Some campuses of the University of North Carolina system are mulling getting rid of history, political science, and various others of more than 20 “low productive” programs. The University of Southern Maine may drop physics. And governors in Florida, North Carolina and Wisconsin have questioned whether taxpayers should continue subsidizing public universities for teaching the humanities.
Under pressure to turn out more students, more quickly and for less money, and to tie graduates’ skills to workforce needs, higher-education institutions and policy makers have been busy reducing the number of required credits, giving credit for life experience, and cutting some courses, while putting others online.
Now critics are raising the alarm that speeding up college and making it cheaper risks dumbing it down. “We all want to have more students graduate and graduate in a more timely manner,” says Rudy Fichtenbaum, president of the American Association of University Professors. “The question is, do you do this by lowering your standards?”
About 100 university faculty-members from all over the country plan to meet in January in New York under the umbrella of the Campaign for the Future of Higher Education, a national movement that aims to “include the voices of the faculty, staff, students and our communities—not just administrators, politicians, foundations and think tanks—in the process of making change.”
The group says the push for more efficiency in higher education often leads to lower quality, and that reforms are being rushed into practice without convincing evidence of their effectiveness.

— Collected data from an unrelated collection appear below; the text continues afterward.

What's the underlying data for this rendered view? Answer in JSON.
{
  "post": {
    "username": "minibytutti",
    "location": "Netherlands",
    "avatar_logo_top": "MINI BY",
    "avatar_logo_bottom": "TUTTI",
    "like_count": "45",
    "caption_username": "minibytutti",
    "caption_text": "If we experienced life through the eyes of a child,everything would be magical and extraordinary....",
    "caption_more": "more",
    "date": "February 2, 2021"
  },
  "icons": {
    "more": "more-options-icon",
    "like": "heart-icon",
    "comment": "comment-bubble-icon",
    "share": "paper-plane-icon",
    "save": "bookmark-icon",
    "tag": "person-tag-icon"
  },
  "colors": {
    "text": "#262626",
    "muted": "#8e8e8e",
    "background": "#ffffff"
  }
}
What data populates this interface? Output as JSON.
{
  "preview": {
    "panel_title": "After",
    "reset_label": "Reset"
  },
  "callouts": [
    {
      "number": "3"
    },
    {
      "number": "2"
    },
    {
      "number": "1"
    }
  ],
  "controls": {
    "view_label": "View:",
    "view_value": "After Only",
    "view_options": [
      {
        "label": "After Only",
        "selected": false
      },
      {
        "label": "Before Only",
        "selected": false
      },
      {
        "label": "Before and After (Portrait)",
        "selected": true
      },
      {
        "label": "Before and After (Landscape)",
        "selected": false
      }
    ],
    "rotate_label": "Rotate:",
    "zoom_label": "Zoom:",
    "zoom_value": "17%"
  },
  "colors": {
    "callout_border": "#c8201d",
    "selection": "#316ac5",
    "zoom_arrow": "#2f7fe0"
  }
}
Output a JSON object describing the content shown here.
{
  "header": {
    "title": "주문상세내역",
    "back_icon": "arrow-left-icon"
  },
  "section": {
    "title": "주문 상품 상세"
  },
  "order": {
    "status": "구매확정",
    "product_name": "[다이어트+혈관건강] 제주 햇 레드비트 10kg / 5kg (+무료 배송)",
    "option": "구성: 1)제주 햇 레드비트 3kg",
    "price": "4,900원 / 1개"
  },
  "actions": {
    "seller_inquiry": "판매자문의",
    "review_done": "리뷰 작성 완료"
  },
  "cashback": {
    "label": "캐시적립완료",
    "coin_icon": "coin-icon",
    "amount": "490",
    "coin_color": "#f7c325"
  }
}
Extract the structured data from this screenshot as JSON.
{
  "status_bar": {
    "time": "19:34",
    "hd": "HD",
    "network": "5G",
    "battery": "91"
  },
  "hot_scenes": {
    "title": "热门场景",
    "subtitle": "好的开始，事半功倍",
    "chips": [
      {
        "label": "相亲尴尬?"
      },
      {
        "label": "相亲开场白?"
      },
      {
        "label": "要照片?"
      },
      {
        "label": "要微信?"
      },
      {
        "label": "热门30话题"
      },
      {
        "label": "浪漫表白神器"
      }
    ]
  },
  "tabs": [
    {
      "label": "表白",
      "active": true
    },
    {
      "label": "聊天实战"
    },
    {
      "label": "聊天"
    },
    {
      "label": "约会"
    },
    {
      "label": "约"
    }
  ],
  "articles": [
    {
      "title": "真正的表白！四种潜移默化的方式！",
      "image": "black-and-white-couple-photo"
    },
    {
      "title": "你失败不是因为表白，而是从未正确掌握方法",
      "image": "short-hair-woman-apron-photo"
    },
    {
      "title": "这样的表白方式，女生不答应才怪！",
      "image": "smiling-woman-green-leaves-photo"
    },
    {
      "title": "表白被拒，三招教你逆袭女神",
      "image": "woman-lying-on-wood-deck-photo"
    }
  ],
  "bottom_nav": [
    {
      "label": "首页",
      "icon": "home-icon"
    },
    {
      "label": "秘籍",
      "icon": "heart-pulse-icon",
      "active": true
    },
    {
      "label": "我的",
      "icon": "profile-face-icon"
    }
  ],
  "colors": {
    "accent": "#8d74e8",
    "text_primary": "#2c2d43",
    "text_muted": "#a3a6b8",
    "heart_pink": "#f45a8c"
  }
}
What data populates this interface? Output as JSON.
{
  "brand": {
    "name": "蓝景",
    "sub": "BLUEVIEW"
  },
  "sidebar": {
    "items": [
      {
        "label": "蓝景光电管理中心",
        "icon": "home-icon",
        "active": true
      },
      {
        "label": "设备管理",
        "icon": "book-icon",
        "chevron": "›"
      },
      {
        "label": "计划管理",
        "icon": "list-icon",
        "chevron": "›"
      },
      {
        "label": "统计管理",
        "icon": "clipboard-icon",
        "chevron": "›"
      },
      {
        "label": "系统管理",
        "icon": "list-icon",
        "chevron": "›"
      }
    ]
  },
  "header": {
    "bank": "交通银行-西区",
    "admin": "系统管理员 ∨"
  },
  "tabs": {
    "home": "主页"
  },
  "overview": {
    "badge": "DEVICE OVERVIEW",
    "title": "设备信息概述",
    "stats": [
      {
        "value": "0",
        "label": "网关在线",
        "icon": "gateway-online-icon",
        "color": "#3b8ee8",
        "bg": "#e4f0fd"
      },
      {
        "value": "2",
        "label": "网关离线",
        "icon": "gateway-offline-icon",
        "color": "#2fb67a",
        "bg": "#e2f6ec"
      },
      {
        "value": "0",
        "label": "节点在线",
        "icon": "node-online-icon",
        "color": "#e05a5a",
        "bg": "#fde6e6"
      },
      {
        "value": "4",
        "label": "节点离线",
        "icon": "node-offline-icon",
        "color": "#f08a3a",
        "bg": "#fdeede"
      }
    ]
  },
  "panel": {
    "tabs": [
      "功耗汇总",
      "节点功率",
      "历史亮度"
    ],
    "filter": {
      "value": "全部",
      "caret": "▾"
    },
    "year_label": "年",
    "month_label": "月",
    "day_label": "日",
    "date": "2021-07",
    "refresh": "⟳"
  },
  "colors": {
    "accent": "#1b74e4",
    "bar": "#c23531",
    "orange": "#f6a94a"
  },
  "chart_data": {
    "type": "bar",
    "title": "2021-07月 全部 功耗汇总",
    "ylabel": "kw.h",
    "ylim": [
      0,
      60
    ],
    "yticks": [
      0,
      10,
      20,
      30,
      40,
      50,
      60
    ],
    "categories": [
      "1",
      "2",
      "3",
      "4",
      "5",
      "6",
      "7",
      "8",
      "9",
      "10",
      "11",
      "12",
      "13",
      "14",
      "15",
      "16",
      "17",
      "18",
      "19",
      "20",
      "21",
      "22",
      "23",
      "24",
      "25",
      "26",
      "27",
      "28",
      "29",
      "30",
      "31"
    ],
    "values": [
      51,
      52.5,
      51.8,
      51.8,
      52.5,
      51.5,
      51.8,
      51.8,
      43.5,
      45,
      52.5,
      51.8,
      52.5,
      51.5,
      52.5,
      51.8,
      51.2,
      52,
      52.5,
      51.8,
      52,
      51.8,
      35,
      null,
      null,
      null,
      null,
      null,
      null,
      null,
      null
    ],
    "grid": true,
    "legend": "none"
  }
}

Some of the association’s members point out that there has been little research into the effectiveness of massive open online courses, or MOOCs, for example, even as the number of students enrolled in them skyrockets. One of the first major studies of MOOCs, by the University of Pennsylvania Graduate School of Education, found that only about four percent of those enrolled complete them.
Meanwhile, to save money, more conventional classrooms are filling up with part-time faculty, often hired two or three weeks before they’re due to begin teaching, according to research by another organization, the New Faculty Majority Foundation.
“We are creating Walmarts of higher education—convenient, cheap, and second-rate,” says Karen Arnold, associate professor at the Educational Leadership and Higher Education Department at Boston College.
Steven Ward, a sociology professor at Western Connecticut State University and the author of Neoliberalism and the Global Restructuring of Knowledge and Education, likens the new world of higher education to another American business known for its low prices. Ward calls it the “McDonaldization” of universities and colleges, “where you produce more things, but they’re not as good,” Ward says, reviving a term first used in 1983 by the sociologist George Ritzer to describe a dehumanizing drive toward efficiency and control.
One of the biggest threats is the move in many states to allocate funding for public universities based on measures such as graduation rates, rather than simply enrollment, say Fichtenbaum and others. They say that will compel faculty to pass more students, including some who may not deserve to be passed.